Even these examples of Muslim intolerance, though, are of a rather recent vintage. Across the broad sweep of history, religious minorities have fared decidedly better under Muslim empires than they have under Christian states and principalities on economic, social and political grounds. In this light, Pope Benedict’s derisive comments concerning the ostensible Muslim tendencies towards violence and religious intolerance, at best represent some sort of historical amnesia on his part, and at worst, an instance of rank hypocrisy. To make matters worse, the remarks were issued forth not from some fringe evangelical organization, but rather, from the leading global representative of one of the two major branches of Christianity. As condemnable as similar remarks by Jerry Falwell (“Muhammad was a terrorist”) and other American evangelicals are, at least their organizations have a comparatively small following. Not so for the mass religious organization of which Pope Benedict is the leader, numbering at a minimum in the hundreds of millions. Moreover, even the egregious Danish cartoon parodying the Prophet Muhammad that aroused so much controversy last year could not be legitimately pinned on any organization with a substantial mass base, despite the efforts of Muslim protesters to assign accountability to the Danish government itself. In the current controversy, however, a spiritual and political leader, with responsibility for a vast constituency, voiced the odious remarks about Islam and its prophet, Muhammad.

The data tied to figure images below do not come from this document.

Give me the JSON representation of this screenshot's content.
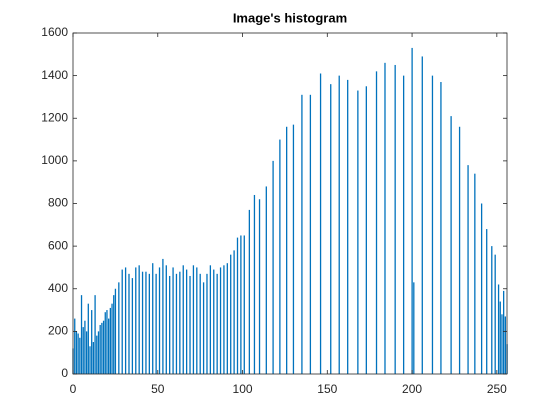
{
  "chart_data": {
    "type": "bar",
    "title": "Image's histogram",
    "color": "#0072bd",
    "x": [
      0,
      1,
      2,
      3,
      4,
      5,
      6,
      7,
      8,
      9,
      10,
      11,
      12,
      13,
      14,
      15,
      16,
      17,
      18,
      19,
      20,
      21,
      22,
      23,
      24,
      25,
      27,
      29,
      31,
      33,
      35,
      37,
      39,
      41,
      43,
      45,
      47,
      49,
      51,
      53,
      55,
      57,
      59,
      61,
      63,
      65,
      67,
      69,
      71,
      73,
      75,
      77,
      79,
      81,
      83,
      85,
      87,
      89,
      91,
      93,
      95,
      97,
      99,
      101,
      104,
      107,
      110,
      114,
      118,
      122,
      126,
      130,
      135,
      140,
      146,
      152,
      157,
      162,
      168,
      173,
      179,
      184,
      190,
      195,
      200,
      201,
      206,
      212,
      217,
      223,
      228,
      233,
      237,
      241,
      244,
      247,
      249,
      251,
      252,
      253,
      254,
      255,
      256
    ],
    "values": [
      120,
      260,
      200,
      190,
      170,
      370,
      220,
      250,
      200,
      330,
      130,
      300,
      150,
      370,
      180,
      200,
      230,
      240,
      250,
      290,
      300,
      260,
      310,
      330,
      370,
      400,
      430,
      490,
      500,
      470,
      450,
      500,
      510,
      480,
      480,
      470,
      520,
      470,
      500,
      540,
      510,
      460,
      500,
      470,
      480,
      510,
      490,
      460,
      510,
      500,
      470,
      430,
      470,
      510,
      490,
      470,
      500,
      510,
      520,
      560,
      580,
      640,
      650,
      650,
      770,
      840,
      820,
      880,
      1000,
      1100,
      1160,
      1170,
      1310,
      1310,
      1410,
      1360,
      1400,
      1380,
      1330,
      1350,
      1420,
      1460,
      1450,
      1400,
      1530,
      430,
      1490,
      1400,
      1370,
      1210,
      1160,
      980,
      940,
      800,
      680,
      600,
      560,
      420,
      340,
      280,
      390,
      270,
      140
    ],
    "xlim": [
      0,
      256
    ],
    "ylim": [
      0,
      1600
    ],
    "xticks": [
      0,
      50,
      100,
      150,
      200,
      250
    ],
    "yticks": [
      0,
      200,
      400,
      600,
      800,
      1000,
      1200,
      1400,
      1600
    ]
  }
}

Therefore, the old adage that people who live in glass houses should not throw stones is meaningful here in a double sense. First, the Pope, as the representative of global Catholicism, should refrain from leveling accusations at other religions when such accusations can be legitimately turned against past Catholic spiritual and political leaders themselves. The blemished historical record of the Catholic Church and European Christian political authorities in their disposition towards non-Christian minorities speaks for itself.
Secondly, given his formidable influence over the lives and welfare of a significant number of the world’s inhabitants, Pope Benedict should desist even from the temptation of uttering such inane and insensitive remarks. At least so long as he wishes to avoid seeing the religious edifice that he leads come crumbling down, and with it the newfound respect accorded to the Church since the former Pope John Paul II made amends for many of the Church’s past misdeeds and shameful utterances. Let us hope that the Pope and his associates in the Vatican quickly and sincerely recant their deleterious statements and prevent this controversy from opening up a new front in what some regard as a burgeoning ‘clash of civilizations’.
Matt Weiss is a Ph.D candidate in Political Science at the University of California, Davis.